Daguè attend, attend, puis il dit: - Ah, Souroukou, tu es reposé maintenant.

- Tu n'es pas fou?, répond alors Souroukou. Tu crois que je suis aussi bête que toi? Tu ne partiras pas avant que je ne t'ai mangé une portion de gigot. Tu sais bien que, depuis huit jours, je suis sans manger dans ce puits. Tu seras mon repas d'aujourd'hui.

Daguè répond: - Bon, je n'ai qu'une chose à dire, c'est que tu es un ingrat. Mais c'est bon, fais comme tu as dit. C'est de ma propre faute.

Alors qu'ils sont en pleine discussion, voilà Sonsan qui s'amène. Il dit: - Souroukou ! Je vois que vous êtes là tous deux à discuter depuis un bon bout de temps. Que se passe-t-il donc?

Souroukou dit: - Interroge plutôt Bouche-blanche!
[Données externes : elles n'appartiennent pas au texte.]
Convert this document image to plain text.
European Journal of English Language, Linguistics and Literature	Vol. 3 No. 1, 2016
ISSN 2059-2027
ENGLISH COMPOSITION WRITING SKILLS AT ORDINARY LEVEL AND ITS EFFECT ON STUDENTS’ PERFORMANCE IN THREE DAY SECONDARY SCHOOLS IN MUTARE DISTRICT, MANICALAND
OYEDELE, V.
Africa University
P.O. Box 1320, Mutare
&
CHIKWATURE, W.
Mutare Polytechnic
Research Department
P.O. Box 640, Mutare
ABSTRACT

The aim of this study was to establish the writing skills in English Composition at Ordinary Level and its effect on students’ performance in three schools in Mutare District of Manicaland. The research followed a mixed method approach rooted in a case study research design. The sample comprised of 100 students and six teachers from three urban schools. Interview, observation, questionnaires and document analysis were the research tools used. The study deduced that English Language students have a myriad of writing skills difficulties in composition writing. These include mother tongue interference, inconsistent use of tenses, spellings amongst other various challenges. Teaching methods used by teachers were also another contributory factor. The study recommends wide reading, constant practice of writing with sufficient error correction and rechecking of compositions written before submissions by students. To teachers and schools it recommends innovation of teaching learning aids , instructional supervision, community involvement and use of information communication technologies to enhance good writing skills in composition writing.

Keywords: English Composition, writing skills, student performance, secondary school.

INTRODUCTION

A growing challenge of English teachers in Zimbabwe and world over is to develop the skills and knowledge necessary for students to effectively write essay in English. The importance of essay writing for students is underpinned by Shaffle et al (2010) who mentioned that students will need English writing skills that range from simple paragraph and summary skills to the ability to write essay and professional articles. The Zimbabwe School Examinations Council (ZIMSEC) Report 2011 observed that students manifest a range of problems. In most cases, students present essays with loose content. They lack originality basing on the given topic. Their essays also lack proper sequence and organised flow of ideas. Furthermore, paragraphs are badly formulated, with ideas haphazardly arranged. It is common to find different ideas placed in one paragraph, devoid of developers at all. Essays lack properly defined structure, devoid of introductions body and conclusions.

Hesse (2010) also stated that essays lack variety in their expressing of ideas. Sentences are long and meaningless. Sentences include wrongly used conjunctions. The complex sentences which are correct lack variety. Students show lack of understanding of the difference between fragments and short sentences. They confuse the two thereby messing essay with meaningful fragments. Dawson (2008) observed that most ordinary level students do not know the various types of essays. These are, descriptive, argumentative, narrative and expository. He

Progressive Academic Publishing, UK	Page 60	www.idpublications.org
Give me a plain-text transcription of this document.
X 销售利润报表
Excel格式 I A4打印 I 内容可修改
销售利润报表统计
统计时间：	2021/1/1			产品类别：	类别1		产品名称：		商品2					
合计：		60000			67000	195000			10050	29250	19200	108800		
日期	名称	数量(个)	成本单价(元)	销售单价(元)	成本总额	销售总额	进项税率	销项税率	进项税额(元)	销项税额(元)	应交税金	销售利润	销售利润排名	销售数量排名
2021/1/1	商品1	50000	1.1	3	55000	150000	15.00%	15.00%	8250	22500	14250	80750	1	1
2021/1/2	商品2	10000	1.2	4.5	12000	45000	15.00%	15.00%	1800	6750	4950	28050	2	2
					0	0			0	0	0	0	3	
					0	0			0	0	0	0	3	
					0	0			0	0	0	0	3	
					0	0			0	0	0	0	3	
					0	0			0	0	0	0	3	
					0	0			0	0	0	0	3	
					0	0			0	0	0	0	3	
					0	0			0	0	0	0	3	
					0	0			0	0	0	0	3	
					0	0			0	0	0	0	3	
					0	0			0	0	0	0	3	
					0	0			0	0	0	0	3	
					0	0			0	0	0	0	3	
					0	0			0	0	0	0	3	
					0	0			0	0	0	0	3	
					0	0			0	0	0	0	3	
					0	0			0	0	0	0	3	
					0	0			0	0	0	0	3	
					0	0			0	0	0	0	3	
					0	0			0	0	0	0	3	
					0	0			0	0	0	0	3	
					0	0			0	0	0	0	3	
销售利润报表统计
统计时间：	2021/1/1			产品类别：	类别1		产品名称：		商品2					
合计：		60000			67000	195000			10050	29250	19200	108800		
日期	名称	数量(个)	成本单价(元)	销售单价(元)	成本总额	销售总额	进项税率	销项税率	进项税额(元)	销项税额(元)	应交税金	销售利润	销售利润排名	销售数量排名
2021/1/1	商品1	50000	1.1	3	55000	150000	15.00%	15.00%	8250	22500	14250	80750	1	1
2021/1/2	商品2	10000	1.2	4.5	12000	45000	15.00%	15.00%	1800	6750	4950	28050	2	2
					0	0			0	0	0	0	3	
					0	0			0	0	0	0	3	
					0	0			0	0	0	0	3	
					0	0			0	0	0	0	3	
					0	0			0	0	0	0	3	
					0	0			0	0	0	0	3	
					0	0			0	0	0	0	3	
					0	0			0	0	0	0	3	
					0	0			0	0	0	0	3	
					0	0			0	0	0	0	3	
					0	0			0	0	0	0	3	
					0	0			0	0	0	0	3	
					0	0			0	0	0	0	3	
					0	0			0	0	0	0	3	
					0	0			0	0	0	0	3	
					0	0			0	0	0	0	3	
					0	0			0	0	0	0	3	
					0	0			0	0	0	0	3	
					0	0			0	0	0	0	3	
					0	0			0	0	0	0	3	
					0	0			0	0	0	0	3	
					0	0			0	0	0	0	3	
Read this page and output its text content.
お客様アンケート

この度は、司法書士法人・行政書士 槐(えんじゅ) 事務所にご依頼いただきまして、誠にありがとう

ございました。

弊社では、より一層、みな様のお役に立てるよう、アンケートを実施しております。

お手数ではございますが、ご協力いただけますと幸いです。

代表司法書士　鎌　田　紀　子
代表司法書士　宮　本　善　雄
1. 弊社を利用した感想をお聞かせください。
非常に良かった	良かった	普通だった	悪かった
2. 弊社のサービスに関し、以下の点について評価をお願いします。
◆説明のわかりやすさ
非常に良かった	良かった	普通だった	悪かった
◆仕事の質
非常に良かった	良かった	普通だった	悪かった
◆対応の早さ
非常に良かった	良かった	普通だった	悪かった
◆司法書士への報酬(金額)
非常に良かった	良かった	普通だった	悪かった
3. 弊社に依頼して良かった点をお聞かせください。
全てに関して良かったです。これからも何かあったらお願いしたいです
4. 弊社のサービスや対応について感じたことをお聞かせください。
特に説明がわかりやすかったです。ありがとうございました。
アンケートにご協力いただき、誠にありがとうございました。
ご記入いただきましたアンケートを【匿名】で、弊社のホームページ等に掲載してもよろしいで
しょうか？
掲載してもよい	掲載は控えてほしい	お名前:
Il t'expliquera.

- Daguè, que s'est-il passé?

Daguè dit: - Regarde-moi ça! Je viens de sortir Souroukou de ce puits profond, et à peine sorti, il dit qu'il ne s'en ira pas avant de m'avoir bouffé un gigot.
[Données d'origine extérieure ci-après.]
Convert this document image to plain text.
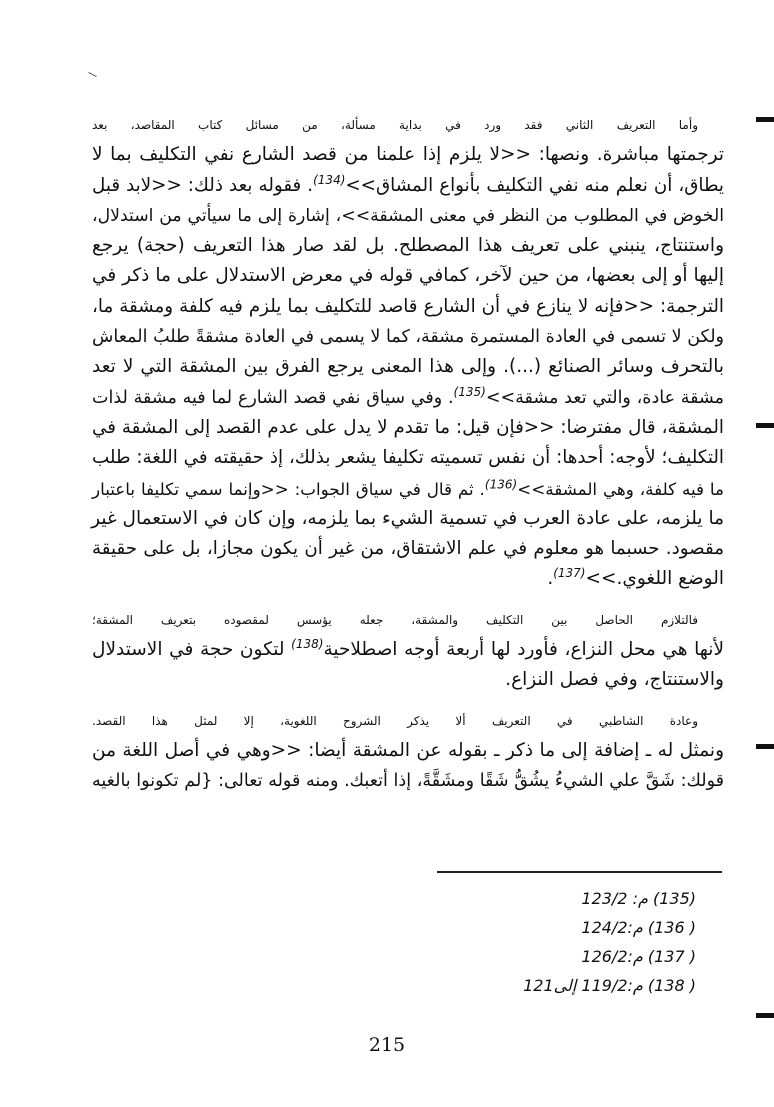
وأما التعريف الثاني فقد ورد في بداية مسألة، من مسائل كتاب المقاصد، بعد
ترجمتها مباشرة. ونصها: <<لا يلزم إذا علمنا من قصد الشارع نفي التكليف بما لا
يطاق، أن نعلم منه نفي التكليف بأنواع المشاق>>$^{(134)}$. فقوله بعد ذلك: <<لابد قبل
الخوض في المطلوب من النظر في معنى المشقة>>، إشارة إلى ما سيأتي من استدلال،
واستنتاج، ينبني على تعريف هذا المصطلح. بل لقد صار هذا التعريف (حجة) يرجع
إليها أو إلى بعضها، من حين لآخر، كمافي قوله في معرض الاستدلال على ما ذكر في
الترجمة: <<فإنه لا ينازع في أن الشارع قاصد للتكليف بما يلزم فيه كلفة ومشقة ما،
ولكن لا تسمى في العادة المستمرة مشقة، كما لا يسمى في العادة مشقةً طلبُ المعاش
بالتحرف وسائر الصنائع (...). وإلى هذا المعنى يرجع الفرق بين المشقة التي لا تعد
مشقة عادة، والتي تعد مشقة>>$^{(135)}$. وفي سياق نفي قصد الشارع لما فيه مشقة لذات
المشقة، قال مفترضا: <<فإن قيل: ما تقدم لا يدل على عدم القصد إلى المشقة في
التكليف؛ لأوجه: أحدها: أن نفس تسميته تكليفا يشعر بذلك، إذ حقيقته في اللغة: طلب
ما فيه كلفة، وهي المشقة>>$^{(136)}$. ثم قال في سياق الجواب: <<وإنما سمي تكليفا باعتبار
ما يلزمه، على عادة العرب في تسمية الشيء بما يلزمه، وإن كان في الاستعمال غير
مقصود. حسبما هو معلوم في علم الاشتقاق، من غير أن يكون مجازا، بل على حقيقة
الوضع اللغوي.>>$^{(137)}$.

فالتلازم الحاصل بين التكليف والمشقة، جعله يؤسس لمقصوده بتعريف المشقة؛
لأنها هي محل النزاع، فأورد لها أربعة أوجه اصطلاحية$^{(138)}$ لتكون حجة في الاستدلال
والاستنتاج، وفي فصل النزاع.

وعادة الشاطبي في التعريف ألا يذكر الشروح اللغوية، إلا لمثل هذا القصد.
ونمثل له ـ إضافة إلى ما ذكر ـ بقوله عن المشقة أيضا: <<وهي في أصل اللغة من
قولك: شَقَّ علي الشيءُ يشُقُّ شَقًا ومشَقَّةً، إذا أتعبك. ومنه قوله تعالى: {لم تكونوا بالغيه

(135) م: 123/2
( 136) م:124/2
( 137) م:126/2
( 138) م:119/2 إلى121
215
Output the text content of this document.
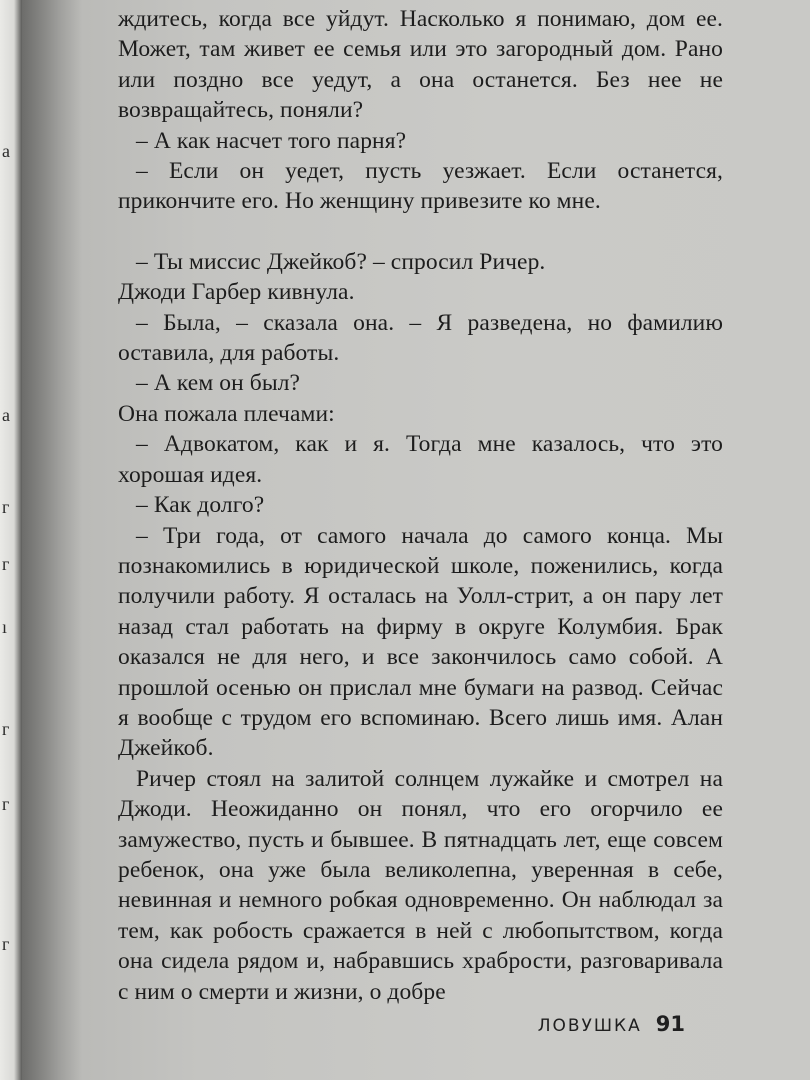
a
a
г
г
г
ı
г
г

ждитесь, когда все уйдут. Насколько я понимаю, дом ее. Может, там живет ее семья или это загородный дом. Рано или поздно все уедут, а она останется. Без нее не возвращайтесь, поняли?

– А как насчет того парня?

– Если он уедет, пусть уезжает. Если останется, прикончите его. Но женщину привезите ко мне.

– Ты миссис Джейкоб? – спросил Ричер.

Джоди Гарбер кивнула.

– Была, – сказала она. – Я разведена, но фамилию оставила, для работы.

– А кем он был?

Она пожала плечами:

– Адвокатом, как и я. Тогда мне казалось, что это хорошая идея.

– Как долго?

– Три года, от самого начала до самого конца. Мы познакомились в юридической школе, поженились, когда получили работу. Я осталась на Уолл-стрит, а он пару лет назад стал работать на фирму в округе Колумбия. Брак оказался не для него, и все закончилось само собой. А прошлой осенью он прислал мне бумаги на развод. Сейчас я вообще с трудом его вспоминаю. Всего лишь имя. Алан Джейкоб.

Ричер стоял на залитой солнцем лужайке и смотрел на Джоди. Неожиданно он понял, что его огорчило ее замужество, пусть и бывшее. В пятнадцать лет, еще совсем ребенок, она уже была великолепна, уверенная в себе, невинная и немного робкая одновременно. Он наблюдал за тем, как робость сражается в ней с любопытством, когда она сидела рядом и, набравшись храбрости, разговаривала с ним о смерти и жизни, о добре

ЛОВУШКА 91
Sonsan dit: - Daguè, tu es un sacré menteur!

Et il lui flanque une bonne gifle en ajoutant: - Pourquoi mens-tu comme ça? Tu es bien incapable de sortir une hyène de ce puits! Fieffé menteur!

Alors Souroukou saute du dos de l'antilope et vient gifler à son tour Sonsan en disant: - Alors, tu ne le crois pas! Tu as offensé Daguè! Ce qu'il a dit, c'est la vérité même. Il m'a bel et bien sorti de ce puits. Et si tu veux le vérifier, regarde ! Je redescends dans le puits. Il va m'en sortir en ta présence.
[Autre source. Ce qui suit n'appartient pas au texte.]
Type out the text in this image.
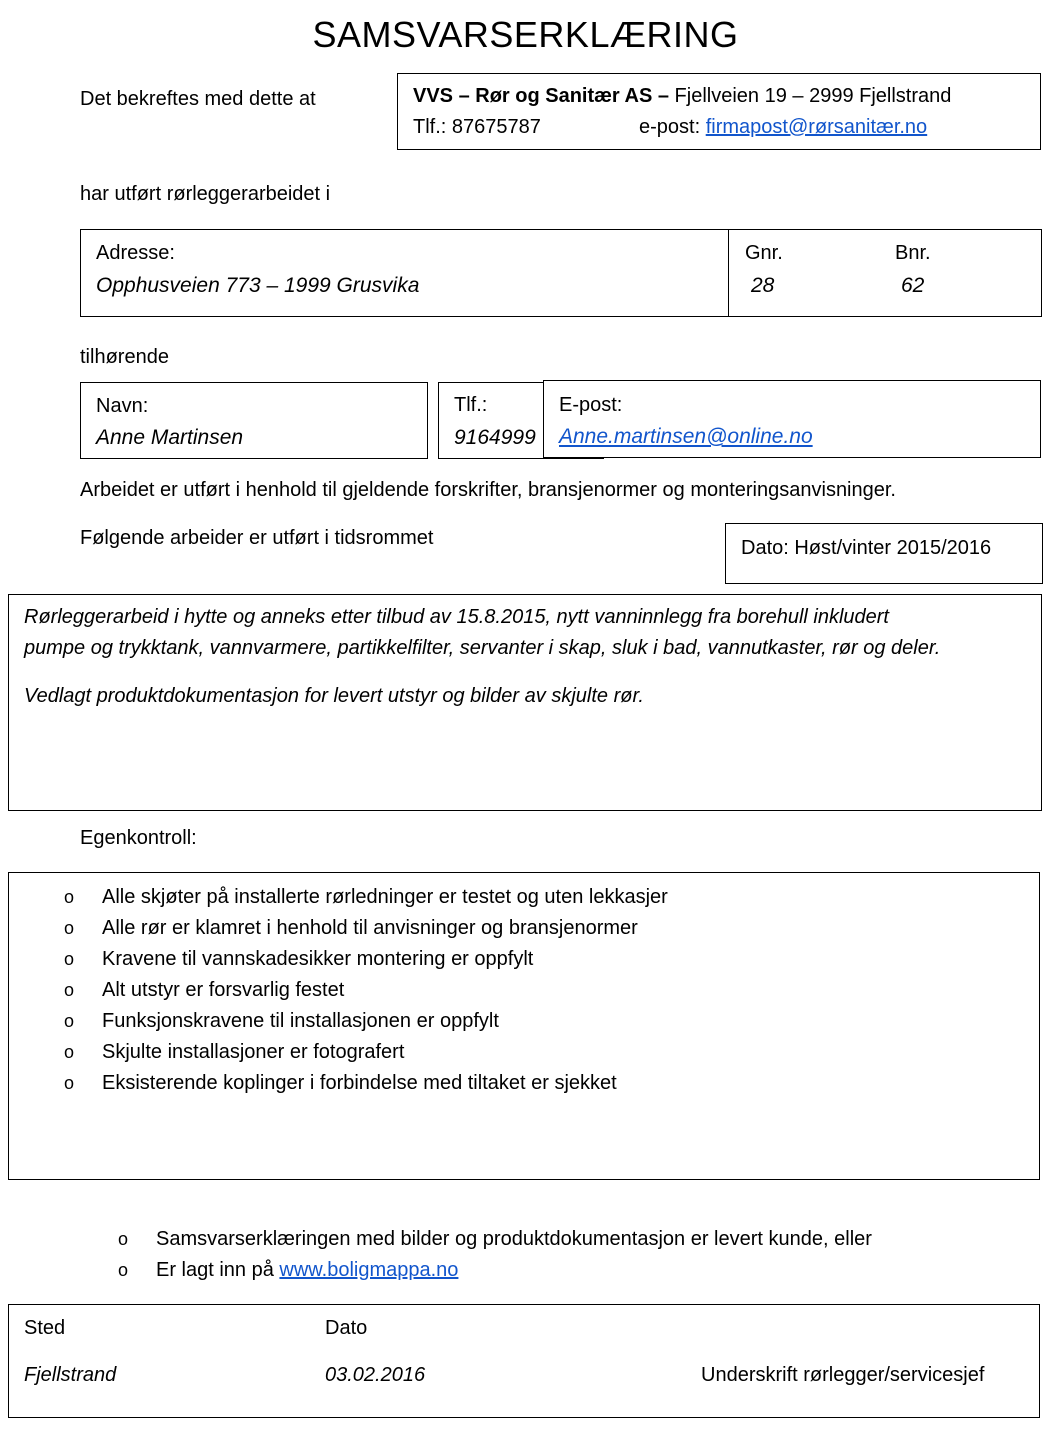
SAMSVARSERKLÆRING
Det bekreftes med dette at	VVS – Rør og Sanitær AS – Fjellveien 19 – 2999 Fjellstrand
Tlf.: 87675787	e-post: firmapost@rørsanitær.no
har utført rørleggerarbeidet i
Adresse:
Opphusveien 773 – 1999 Grusvika
Gnr.
28
Bnr.
62
tilhørende
Navn:
Anne Martinsen
Tlf.:
9164999
E-post:
Anne.martinsen@online.no
Arbeidet er utført i henhold til gjeldende forskrifter, bransjenormer og monteringsanvisninger.
Følgende arbeider er utført i tidsrommet	Dato: Høst/vinter 2015/2016
Rørleggerarbeid i hytte og anneks etter tilbud av 15.8.2015, nytt vanninnlegg fra borehull inkludert
pumpe og trykktank, vannvarmere, partikkelfilter, servanter i skap, sluk i bad, vannutkaster, rør og deler.
Vedlagt produktdokumentasjon for levert utstyr og bilder av skjulte rør.
Egenkontroll:
o Alle skjøter på installerte rørledninger er testet og uten lekkasjer
o Alle rør er klamret i henhold til anvisninger og bransjenormer
o Kravene til vannskadesikker montering er oppfylt
o Alt utstyr er forsvarlig festet
o Funksjonskravene til installasjonen er oppfylt
o Skjulte installasjoner er fotografert
o Eksisterende koplinger i forbindelse med tiltaket er sjekket
o Samsvarserklæringen med bilder og produktdokumentasjon er levert kunde, eller
o Er lagt inn på www.boligmappa.no
Sted
Fjellstrand
Dato
03.02.2016	Underskrift rørlegger/servicesjef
Aussitôt dit, aussitôt fait. Souroukou saute dans le fonds du puits en disant que Dagè va l'en sortir à l'instant.

Hyène est à peine arrivé au fond que Sonsan dit: - Daguè! La suite est dans ta main. Ce que tu as envie de faire, fais-le!

Daguè s'est aussitôt enfui dans la brousse sans même se retourner pour contempler Souroukou.

Souroukou est mort au fond de son puits.

Là où j'ai pris ce conte, là-bas je l'ai laissé.